Online education is often accused of being impersonal self-study with predominantly text-based communication that lacks the intimacy of meeting teachers and fellow students face-to-face. The discussion forums of many courses are indeed rather impersonal with many students and teachers opting not to show photos of themselves. The teacher may provide recorded lectures but generally there is very little personal contact in such environments; face-to-face contact is missing and students seldom hear the teacher addressing them directly. As a result it is extremely difficult to foster a sense of community and when interaction is limited and relatively impersonal it is no surprise that many learners simply give up or slowly fade from view. As low bandwidth has become less of an issue in recent years online learning should have been first to reap the benefits of synchronous and asynchronous audio and video communication to provide a more media-rich learning environment and enable more personal contact between students and teachers.

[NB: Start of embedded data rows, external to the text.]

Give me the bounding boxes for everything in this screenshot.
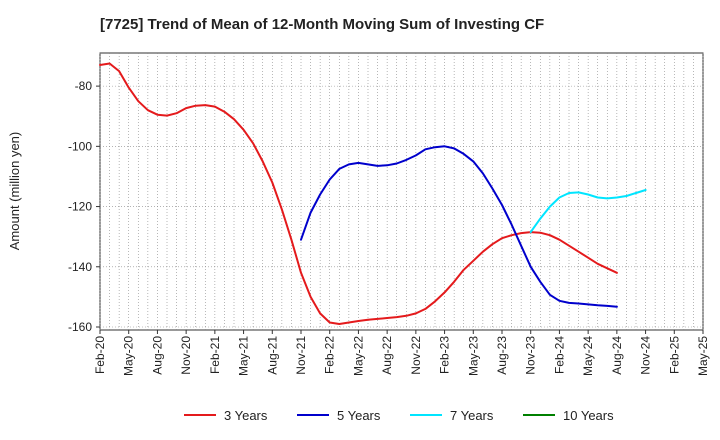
x-tick-label: Nov-20 <box>179 336 193 375</box>
x-tick-label: Feb-21 <box>208 336 222 374</box>
x-tick-label: May-21 <box>237 336 251 376</box>
x-tick-label: Aug-22 <box>380 336 394 375</box>
x-tick-label: Aug-20 <box>150 336 164 375</box>
y-tick-label: -100 <box>68 139 92 153</box>
legend-label: 7 Years <box>450 408 494 423</box>
legend-label: 5 Years <box>337 408 381 423</box>
x-tick-label: Nov-22 <box>409 336 423 375</box>
x-tick-label: May-23 <box>466 336 480 376</box>
chart-title: [7725] Trend of Mean of 12-Month Moving … <box>100 16 544 33</box>
x-tick-label: Aug-24 <box>610 336 624 375</box>
y-tick-label: -80 <box>75 79 93 93</box>
x-tick-label: Feb-22 <box>323 336 337 374</box>
x-tick-label: Nov-21 <box>294 336 308 375</box>
x-tick-label: Feb-23 <box>438 336 452 374</box>
x-tick-label: Nov-23 <box>524 336 538 375</box>
y-tick-label: -140 <box>68 260 92 274</box>
legend: 3 Years 5 Years 7 Years 10 Years <box>184 408 614 423</box>
x-tick-label: May-25 <box>696 336 710 376</box>
x-tick-label: Feb-24 <box>552 336 566 374</box>
y-tick-label: -120 <box>68 200 92 214</box>
legend-label: 3 Years <box>224 408 268 423</box>
x-tick-label: May-20 <box>122 336 136 376</box>
x-tick-label: May-22 <box>351 336 365 376</box>
x-tick-label: May-24 <box>581 336 595 376</box>
y-axis-ticks: -80 -100 -120 -140 -160 <box>68 79 100 334</box>
series-line-5-years <box>300 145 618 308</box>
x-tick-label: Feb-25 <box>667 336 681 374</box>
x-gridlines <box>99 53 704 330</box>
x-tick-label: Aug-23 <box>495 336 509 375</box>
x-tick-label: Nov-24 <box>639 336 653 375</box>
series-line-7-years <box>529 189 647 234</box>
x-tick-label: Feb-20 <box>93 336 107 374</box>
x-axis-ticks: Feb-20 May-20 Aug-20 Nov-20 Feb-21 May-21 Aug-… <box>93 330 710 376</box>
y-tick-label: -160 <box>68 320 92 334</box>
y-axis-label: Amount (million yen) <box>7 132 22 251</box>
x-tick-label: Aug-21 <box>265 336 279 375</box>
series-lines <box>99 62 647 325</box>
plot-area <box>99 52 704 331</box>
legend-label: 10 Years <box>563 408 614 423</box>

It is surprising therefore that we are only now beginning to exploit the use of audio and video in education. This is highlighted in an article by Steve Kolowich in the Chronicle of Higher Education, Could Video Feedback Replace the Red Pen? It describes how teachers are providing feedback on student assessments by posting short videos instead of commenting in text. The advantages of video feedback are many but above all it makes the teacher-student contact suddenly more personal, offering contact and empathy in a way that text can never convey. The article quotes student reactions to video feedback as overwhelmingly positive, claiming that the communication was real, honest and authentic in comparison with text feedback. The teacher addresses the student directly giving a few minutes of specific feedback and this can make the difference between the student opting out or staying the course. In addition teachers found it quicker and easier to make a video commentary with a mobile and any hesitations or repetition was seen by students as adding to the personal touch of the message.
Instructor feedback seems like a natural fit for video, especially because short videos have become easy for anyone to make and distribute. The Monash instructors, for example, recorded theirs with webcams and iPhones. And yet they found few documented cases of similar experiments in the research literature. Most studies have focused on videos directed at an entire class, they said, rather than ones tailored to individual students.
We should not simply focus on video either. Audio has many advantages and also offers a more personal contact than text. Recording an audio message is simple on any device and audio files can be easily embedded into a Word document or a PowerPoint slide enabling the teacher to give specific feedback on the student's work. Although it's good to see the teacher's face now and again it's often better to hear the voice while looking at the work being commented on. For students with bandwidth limitations audio feedback is not demanding and provides that direct contact between teacher and student that text fails to provide. The British organisation JISC's guide, Using Audio Feedback for Assessment, provides good advice on using audio feedback with students. They have also produced a specific guide to adding audio comments to a Word document.
Some research into the effects of student feedback on their development has brought up themes of staff effort gone to waste and students not digesting feedback, therefore hindering their development (Hartley and Skelton, 2002). As a result numerous case studies have investigated the potential for successful audio feedback to be an improvement on written feedback in the perception of students and assessors.
Audio and video can also transform the discussion forum offering students a choice in how they contribute. It also increases accessibility for students with impaired sight or dyslexia many of whom will feel much more comfortable making an audio comment than writing text. I know several teachers who use the tool VoiceThread to create discussion threads with a combination of video, audio and text communication and this gives a real voice and face to all participants who, on a more traditional online course, would never see of hear each other at all. Basically a variety of media makes a richer learning environment for all. Imaginative use of media for asynchronous communication can help to narrow the distance in online education. Soon the concept of face-to-face will not necessarily mean being in the same room. It can even be applied to asynchronous communication.